Une version Française de ce post est disponible.
I'm working on a Rust project where I need to check a CRC32 checksum of a file. It is somewhat easy to do so using the CRC crate. This crate provides multiple methods to compute a CRC32.
CRC, Cyclic Redundancy Code, computing enable one receiver to check that transmitted data is error free. To do so, the data sender compute a checksum that depends on the sent data and transmit it. The receiver also compute the checksum, this time from the received data and match it against the sender's one. If they are equal, data was transmitted without error.
My goal was to reconstruct a file split in multiple encoded chunks. yEnc anyone ?
Each chunk has it's own CRC32 checksum embedded as an hexadecimal string, that I can match against once I have decoded it's data.
Something like that :
fn check_crc32(input: &String, crc32: u32) -> bool {
match u32::from_str_radix(input, 16) {
Ok(parsed_crc32) => parsed_crc32 == crc32,
Err(_) => false
}
}
...
check_crc32("aca76043", my_computed_crc)
Once I have decoded all the file's chunks, I recreate the file by writing all of the chunks at their destination offset in my output file.
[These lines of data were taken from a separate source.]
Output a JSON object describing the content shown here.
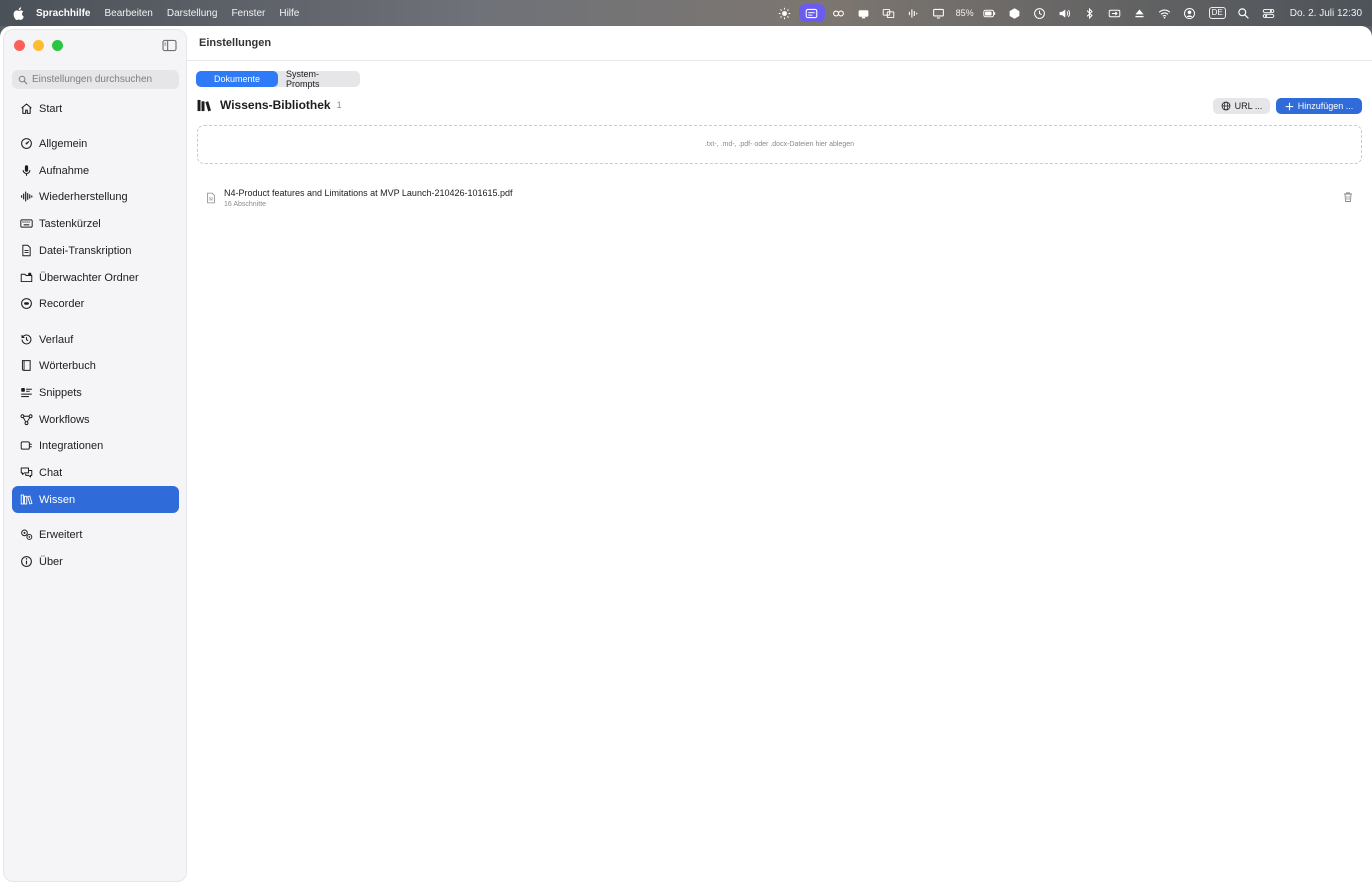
{
  "menubar": {
    "app_name": "Sprachhilfe",
    "menus": [
      "Bearbeiten",
      "Darstellung",
      "Fenster",
      "Hilfe"
    ],
    "battery": "85%",
    "input_source": "DE",
    "clock": "Do. 2. Juli  12:30"
  },
  "window": {
    "title": "Einstellungen"
  },
  "sidebar": {
    "search_placeholder": "Einstellungen durchsuchen",
    "items": [
      {
        "label": "Start",
        "icon": "house-icon"
      },
      {
        "label": "Allgemein",
        "icon": "gauge-icon"
      },
      {
        "label": "Aufnahme",
        "icon": "microphone-icon"
      },
      {
        "label": "Wiederherstellung",
        "icon": "waveform-icon"
      },
      {
        "label": "Tastenkürzel",
        "icon": "keyboard-icon"
      },
      {
        "label": "Datei-Transkription",
        "icon": "document-icon"
      },
      {
        "label": "Überwachter Ordner",
        "icon": "folder-icon"
      },
      {
        "label": "Recorder",
        "icon": "record-icon"
      },
      {
        "label": "Verlauf",
        "icon": "history-icon"
      },
      {
        "label": "Wörterbuch",
        "icon": "book-icon"
      },
      {
        "label": "Snippets",
        "icon": "snippets-icon"
      },
      {
        "label": "Workflows",
        "icon": "workflow-icon"
      },
      {
        "label": "Integrationen",
        "icon": "integration-icon"
      },
      {
        "label": "Chat",
        "icon": "chat-icon"
      },
      {
        "label": "Wissen",
        "icon": "library-icon",
        "active": true
      },
      {
        "label": "Erweitert",
        "icon": "gears-icon"
      },
      {
        "label": "Über",
        "icon": "info-icon"
      }
    ]
  },
  "tabs": {
    "documents": "Dokumente",
    "system_prompts": "System-Prompts"
  },
  "library": {
    "title": "Wissens-Bibliothek",
    "count": "1",
    "url_button": "URL ...",
    "add_button": "Hinzufügen ...",
    "dropzone_text": ".txt-, .md-, .pdf- oder .docx-Dateien hier ablegen",
    "documents": [
      {
        "name": "N4-Product features and Limitations at MVP Launch-210426-101615.pdf",
        "meta": "16 Abschnitte"
      }
    ]
  },
  "colors": {
    "accent": "#2f6bd9",
    "segment_active": "#2f7af6",
    "sidebar_bg": "#f5f5f7"
  }
}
One of the chunks may have the overall CRC32 checksum of the file. If I have one, I would like to verify it against my reconstructed file's one.
First try
When decoding chunks, I first thought about sharing a crc32::Digest
and update
it while writing decoded data to my Vec<u8>
destination buffer. Once all
chunks have been decoded, I would ask the digest for the overall CRC32 sum.
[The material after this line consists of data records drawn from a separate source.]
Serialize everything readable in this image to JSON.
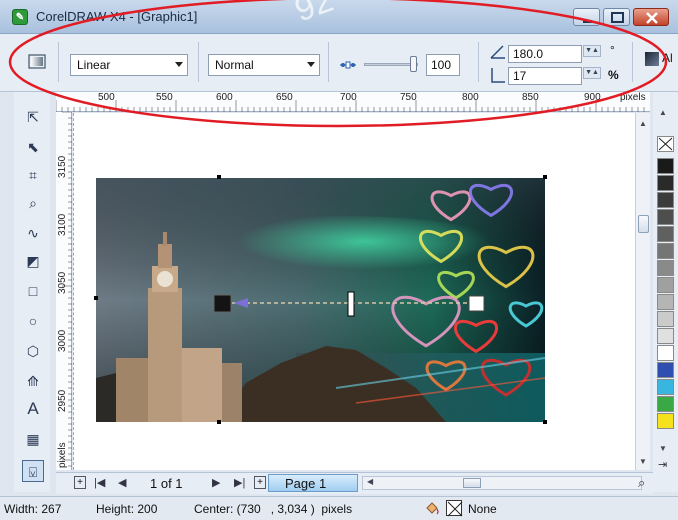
{
  "window": {
    "title": "CorelDRAW X4 - [Graphic1]"
  },
  "property_bar": {
    "fill_type": "Linear",
    "blend_mode": "Normal",
    "midpoint_value": "100",
    "angle_value": "180.0",
    "angle_unit": "°",
    "edge_pad_value": "17",
    "edge_pad_unit": "%",
    "apply_label": "Al"
  },
  "ruler": {
    "units": "pixels",
    "top_ticks": [
      "500",
      "550",
      "600",
      "650",
      "700",
      "750",
      "800",
      "850",
      "900"
    ],
    "left_ticks": [
      "3150",
      "3100",
      "3050",
      "3000",
      "2950"
    ],
    "left_units": "pixels"
  },
  "page_nav": {
    "page_count_text": "1 of 1",
    "page_tab": "Page 1"
  },
  "status": {
    "width_text": "Width: 267",
    "height_text": "Height: 200",
    "center_text": "Center: (730   , 3,034 )  pixels",
    "fill_none_label": "None"
  },
  "palette": {
    "colors": [
      "#1a1a1a",
      "#2a2a2a",
      "#3c3c3c",
      "#4e4e4e",
      "#606060",
      "#757575",
      "#8a8a8a",
      "#a0a0a0",
      "#b5b5b5",
      "#cbcbcb",
      "#e0e0e0",
      "#ffffff",
      "#2f4fb0",
      "#39b6e0",
      "#3aa845",
      "#f5e21c"
    ]
  },
  "annotation": {
    "watermark": "92"
  },
  "colors": {
    "accent": "#e11c24"
  }
}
After a bit of struggling with the borrow checker, I succeeded in decoding a 175 parts, 100MB file. Noice !
However, when I checked my computed CRC32, it :
- was not the same as the one provided in the file chunks and definitely
- was not the same one as computed by the
crc32
unix utility.
But my data written to disk matched the provided CRC32. So, I was obviously doing something wrong.
Not so fast, you fool
To speed up the decoding, I was reading one chunk at a time, decoding it to memory and updating the digest on the fly. Once in a while, I would flush to disk the decoded data, keeping in memory only metadata about chunks already read.
I noticed quite fast that reading data chunks in a random order was not such a good idea...
Indeed, CRC32 checksum is computed as data is written to the Digest. So updating it by throwing decoded data chunks in random order wasn't the right way to do it.
I could have reopened the file, reading every bytes out of it and recomputed the checksum. But I thought that if I was reconstructing a 4GB data file I wouldn't want to spend my time recomputing the checksum by reading again all of the data that I just had decoded.
Furthermore, if I wanted to multithread fearlessly the decoding or checksuming I needed to find another path.
And... what if I could compute the CRC32 of the whole file by combining all of the given chunks' checksums ? THAT would be nice.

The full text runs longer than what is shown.